Though Bong calls Parasite a “tragicomedy” and layers the material with lively humor and his signature tonal playfulness, it’s also his most furious and most fatalistic picture to date. But limiting this film to any genre definition defies the uniqueness of Bong’s filmmaking—at once laugh-out-loud funny and capable of inducing gasps, delightfully engaging yet unflinching in its social critique. Still, Parasite is Bong’s most compassionate and harrowing study of contemporary powerlessness. His other films have featured characters capable of improving their class conditions by some small, hopeful measure—the mourning father in The Host who adopts a homeless child; the escape from the train in Snowpiercer; the survival of the superpig in Okja.
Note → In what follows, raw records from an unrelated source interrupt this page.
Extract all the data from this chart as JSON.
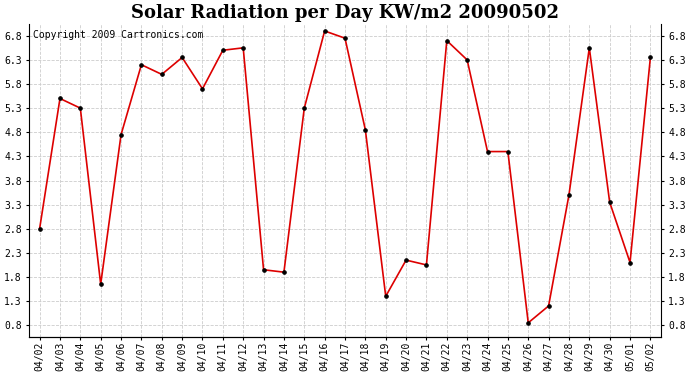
{
  "title": "Solar Radiation per Day KW/m2 20090502",
  "copyright": "Copyright 2009 Cartronics.com",
  "labels": [
    "04/02",
    "04/03",
    "04/04",
    "04/05",
    "04/06",
    "04/07",
    "04/08",
    "04/09",
    "04/10",
    "04/11",
    "04/12",
    "04/13",
    "04/14",
    "04/15",
    "04/16",
    "04/17",
    "04/18",
    "04/19",
    "04/20",
    "04/21",
    "04/22",
    "04/23",
    "04/24",
    "04/25",
    "04/26",
    "04/27",
    "04/28",
    "04/29",
    "04/30",
    "05/01",
    "05/02"
  ],
  "plot_values": [
    2.8,
    5.5,
    5.3,
    1.65,
    4.75,
    6.2,
    6.0,
    6.35,
    5.7,
    6.5,
    6.55,
    1.95,
    1.9,
    5.3,
    6.9,
    6.75,
    4.85,
    1.4,
    2.15,
    2.05,
    6.7,
    6.3,
    4.4,
    4.4,
    0.85,
    1.2,
    3.5,
    6.55,
    3.35,
    2.1,
    6.35
  ],
  "ylim": [
    0.55,
    7.05
  ],
  "yticks": [
    0.8,
    1.3,
    1.8,
    2.3,
    2.8,
    3.3,
    3.8,
    4.3,
    4.8,
    5.3,
    5.8,
    6.3,
    6.8
  ],
  "line_color": "#dd0000",
  "marker_facecolor": "#000000",
  "marker_edgecolor": "#000000",
  "bg_color": "#ffffff",
  "grid_color": "#cccccc",
  "title_fontsize": 13,
  "tick_fontsize": 7,
  "copyright_fontsize": 7
}
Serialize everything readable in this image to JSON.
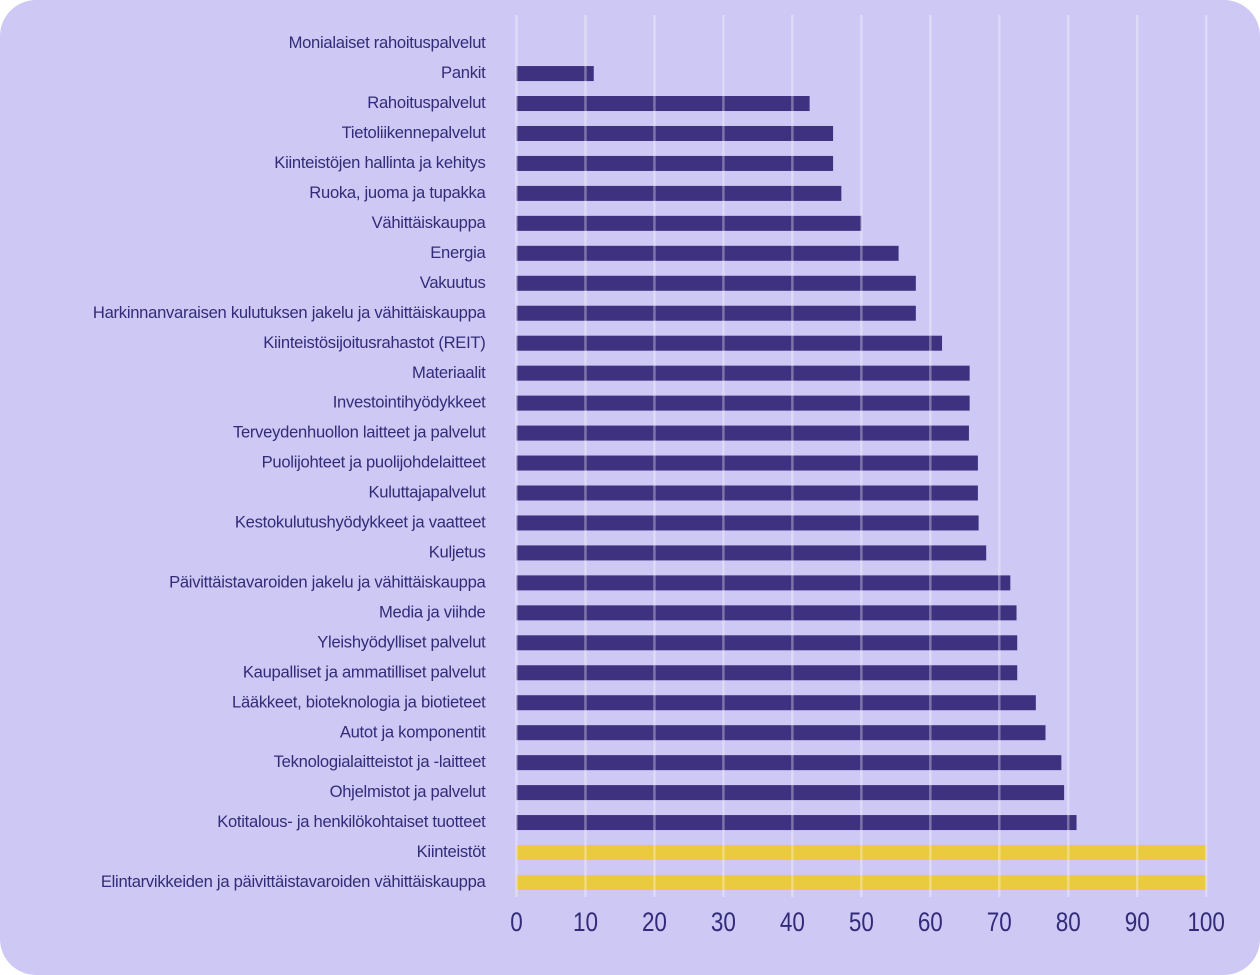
{
  "chart_data": {
    "type": "bar",
    "orientation": "horizontal",
    "title": "",
    "xlabel": "",
    "ylabel": "",
    "xlim": [
      0,
      100
    ],
    "x_ticks": [
      0,
      10,
      20,
      30,
      40,
      50,
      60,
      70,
      80,
      90,
      100
    ],
    "grid": "vertical",
    "legend": "none",
    "categories": [
      "Monialaiset rahoituspalvelut",
      "Pankit",
      "Rahoituspalvelut",
      "Tietoliikennepalvelut",
      "Kiinteistöjen hallinta ja kehitys",
      "Ruoka, juoma ja tupakka",
      "Vähittäiskauppa",
      "Energia",
      "Vakuutus",
      "Harkinnanvaraisen kulutuksen jakelu ja vähittäiskauppa",
      "Kiinteistösijoitusrahastot (REIT)",
      "Materiaalit",
      "Investointihyödykkeet",
      "Terveydenhuollon laitteet ja palvelut",
      "Puolijohteet ja puolijohdelaitteet",
      "Kuluttajapalvelut",
      "Kestokulutushyödykkeet ja vaatteet",
      "Kuljetus",
      "Päivittäistavaroiden jakelu ja vähittäiskauppa",
      "Media ja viihde",
      "Yleishyödylliset palvelut",
      "Kaupalliset ja ammatilliset palvelut",
      "Lääkkeet, bioteknologia ja biotieteet",
      "Autot ja komponentit",
      "Teknologialaitteistot ja -laitteet",
      "Ohjelmistot ja palvelut",
      "Kotitalous- ja henkilökohtaiset tuotteet",
      "Kiinteistöt",
      "Elintarvikkeiden ja päivittäistavaroiden vähittäiskauppa"
    ],
    "values": [
      0,
      11.2,
      42.5,
      45.9,
      45.9,
      47.1,
      50.0,
      55.4,
      57.9,
      57.9,
      61.7,
      65.7,
      65.7,
      65.6,
      66.9,
      66.9,
      67.0,
      68.1,
      71.6,
      72.5,
      72.6,
      72.6,
      75.3,
      76.7,
      79.0,
      79.4,
      81.2,
      100,
      100
    ],
    "highlight_categories": [
      "Kiinteistöt",
      "Elintarvikkeiden ja päivittäistavaroiden vähittäiskauppa"
    ],
    "colors": {
      "bar": "#3e3180",
      "bar_highlight": "#eacb40",
      "background": "#cec8f4",
      "grid": "rgba(255,255,255,0.32)",
      "label_text": "#332b79",
      "tick_text": "#332b79"
    }
  }
}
But the final moments here articulate Bong’s sense that the economic hierarchies that constitute the foundation of a capitalistic society will remain in place. Moreover, Bong’s other films have handled these themes in the context of genre-inflected worlds, elaborate and comparatively escapist, but with Parasite, he confronts our modern-day dystopia that, if portrayed in a film decades ago, might not look so different than a work of science-fiction. The deep passion he feels for his subject enriches every frame of this outstanding film, a work of stealth and vision marked by its melancholy and rage.